Hi there, I am designing my new bioinformatics research project. I am not sure how significant it is so I post it here and hope to learn from your wisdom.
Title: Standardise classification of indel variants
Objective: Unlike single nucleotide variants which can be described by integrating 5' and 3' sequence contexts. This approach has also become a routine and been widely used. To my best understanding, there is no standardised way to describe indels. Most of the time, indels are categorised by length of sequence. Some times indels are also classified based on different regions of a gene. It's obvious there lacks an efficient approach to describe indels. Hence, this study is to fill this gap.
Look forward to hearing from you:
- how biological meaningful this project is?
- are there existing similar studies?
- if you were me, what you'd like to do?
Thanks for your attention.
What would be the difference with the HGVS notation?
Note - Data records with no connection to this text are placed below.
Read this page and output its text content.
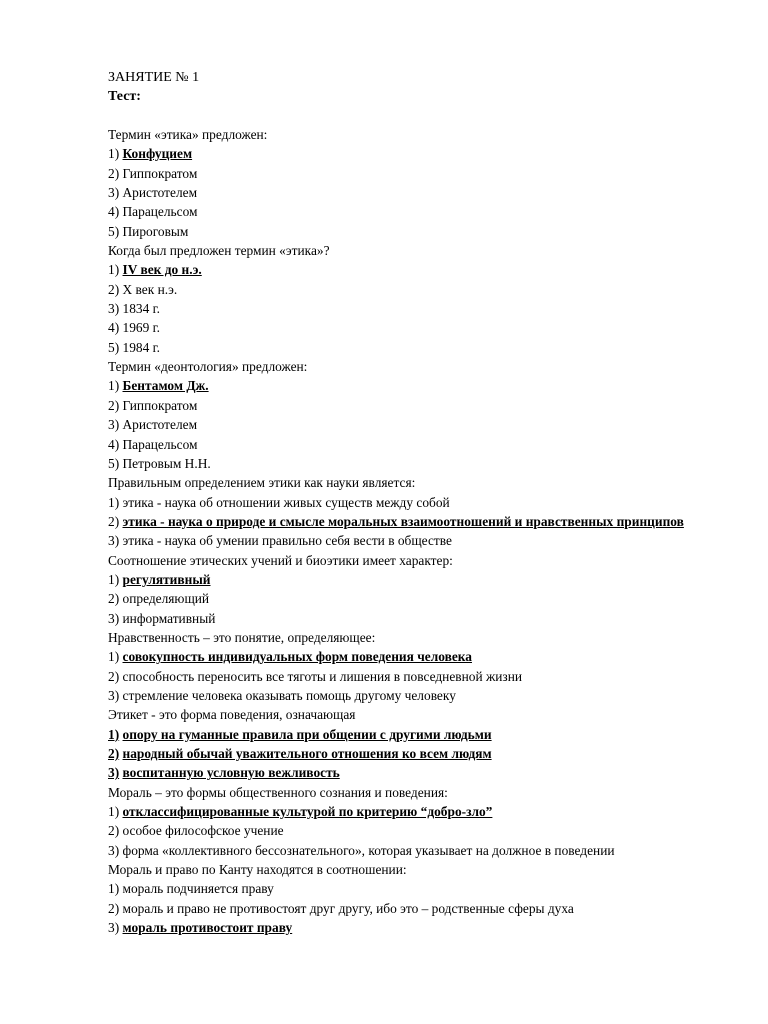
ЗАНЯТИЕ № 1
Тест:
Термин «этика» предложен:
1) Конфуцием
2) Гиппократом
3) Аристотелем
4) Парацельсом
5) Пироговым
Когда был предложен термин «этика»?
1) IV век до н.э.
2) X век н.э.
3) 1834 г.
4) 1969 г.
5) 1984 г.
Термин «деонтология» предложен:
1) Бентамом Дж.
2) Гиппократом
3) Аристотелем
4) Парацельсом
5) Петровым Н.Н.
Правильным определением этики как науки является:
1) этика - наука об отношении живых существ между собой
2) этика - наука о природе и смысле моральных взаимоотношений и нравственных принципов
3) этика - наука об умении правильно себя вести в обществе
Соотношение этических учений и биоэтики имеет характер:
1) регулятивный
2) определяющий
3) информативный
Нравственность – это понятие, определяющее:
1) совокупность индивидуальных форм поведения человека
2) способность переносить все тяготы и лишения в повседневной жизни
3) стремление человека оказывать помощь другому человеку
Этикет - это форма поведения, означающая
1) опору на гуманные правила при общении с другими людьми
2) народный обычай уважительного отношения ко всем людям
3) воспитанную условную вежливость
Мораль – это формы общественного сознания и поведения:
1) отклассифицированные культурой по критерию “добро-зло”
2) особое философское учение
3) форма «коллективного бессознательного», которая указывает на должное в поведении
Мораль и право по Канту находятся в соотношении:
1) мораль подчиняется праву
2) мораль и право не противостоят друг другу, ибо это – родственные сферы духа
3) мораль противостоит праву
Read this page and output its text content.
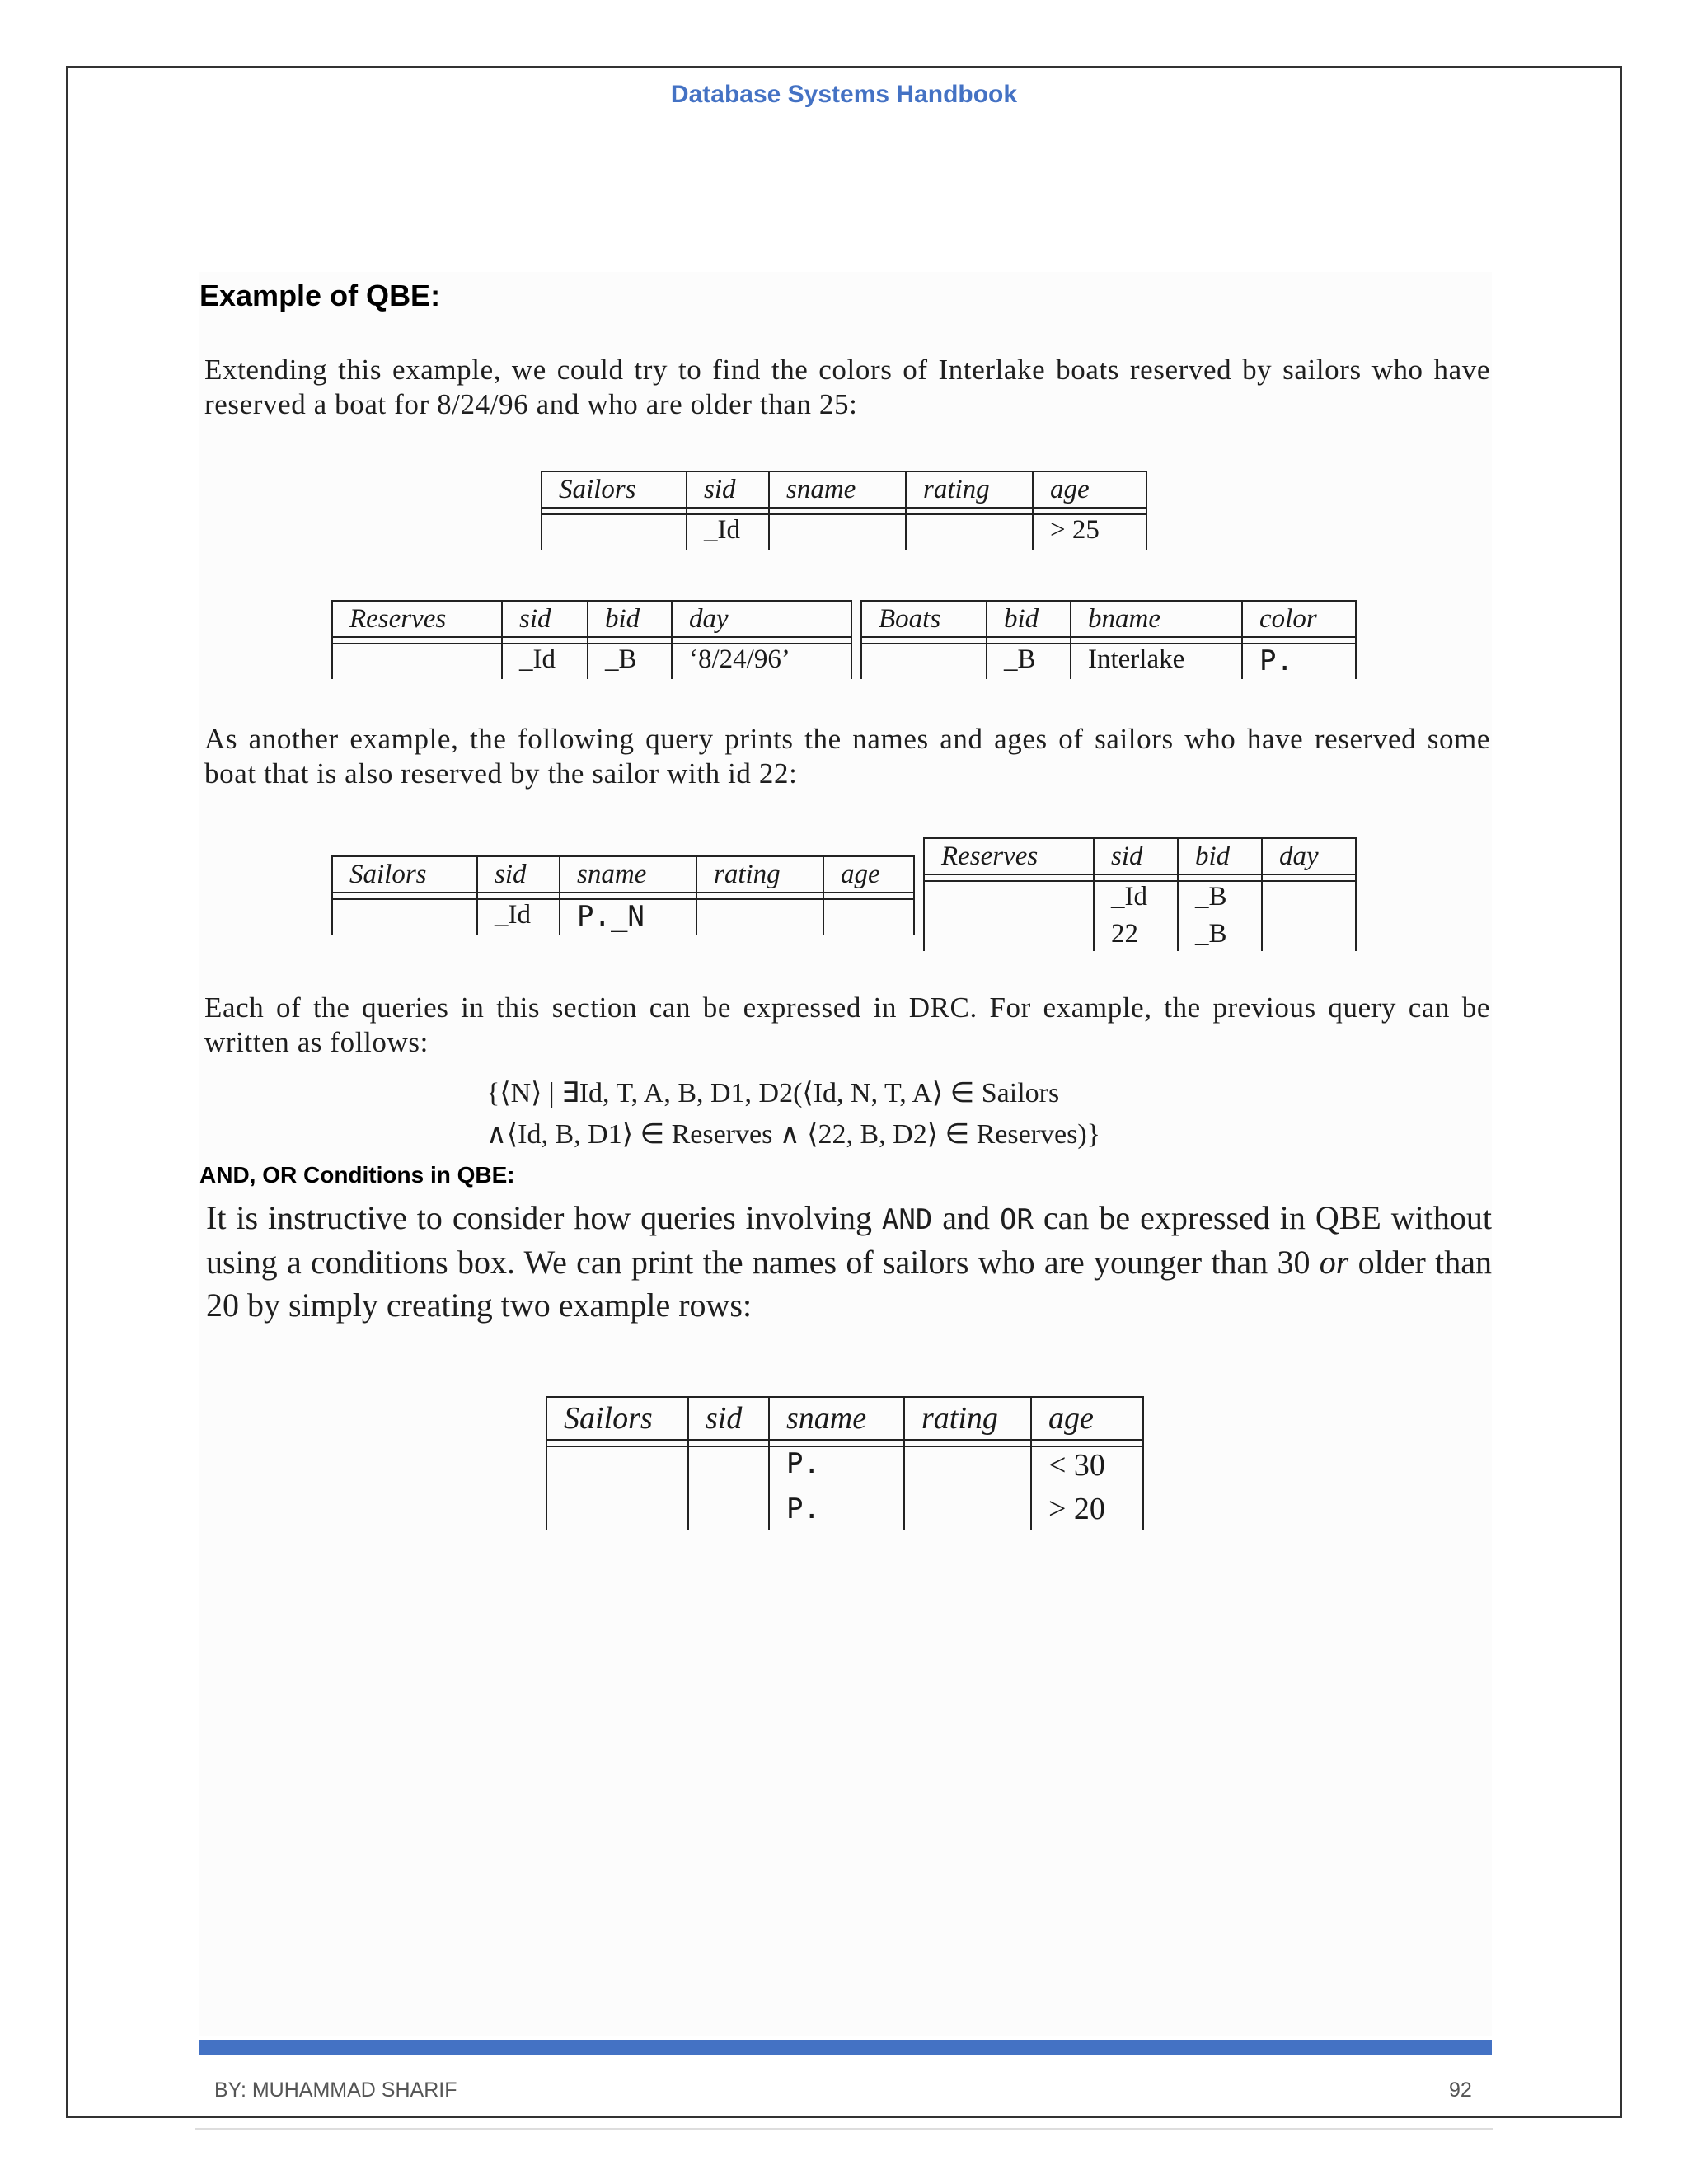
Database Systems Handbook
Example of QBE:

Extending this example, we could try to find the colors of Interlake boats reserved by sailors who have reserved a boat for 8/24/96 and who are older than 25:

Sailors	sid	sname	rating	age

	_Id			> 25
Reserves	sid	bid	day

	_Id	_B	‘8/24/96’
Boats	bid	bname	color

	_B	Interlake	P.

As another example, the following query prints the names and ages of sailors who have reserved some boat that is also reserved by the sailor with id 22:

Sailors	sid	sname	rating	age

	_Id	P._N		
Reserves	sid	bid	day

	_Id	_B	
	22	_B	

Each of the queries in this section can be expressed in DRC. For example, the previous query can be written as follows:

{⟨N⟩ | ∃Id, T, A, B, D1, D2(⟨Id, N, T, A⟩ ∈ Sailors
∧⟨Id, B, D1⟩ ∈ Reserves ∧ ⟨22, B, D2⟩ ∈ Reserves)}
AND, OR Conditions in QBE:

It is instructive to consider how queries involving AND and OR can be expressed in QBE without using a conditions box. We can print the names of sailors who are younger than 30 or older than 20 by simply creating two example rows:

Sailors	sid	sname	rating	age

		P.		< 30
		P.		> 20
BY: MUHAMMAD SHARIF	92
Hi WouterDeCoster, thanks. I think HGVS provides guidelines to write and record a variant (eg. a deletion of ACGT occurs at chr8:1234-1237). I try to give a standard of classifying indels, which should be helpful for people to get statistics of indels in the genome (it is what I think it can do at this moment).
With regard to what would you like to classify them? Can you give an example? It's not really clear for me what you aim for.
With respect to single base substitutions, C > A, C > G, C > T, T > A, T > C, T > G can be used to describe the mutational pattern of substitutions in the genome. In contrast, indel lacks such a universal classification system. So it is not able to describe the pattern of indel yet. To be honest, I don't know what would be suitable for indel. I tried to use sequence pattern, for example, repeat expand (ACGACGACG), palindrome (CCTCC), but only a small amount of indel have such sequence, leaving most uncategorised. I am currently thinking to use sequence ontology terms. I am still trying to find other approaches.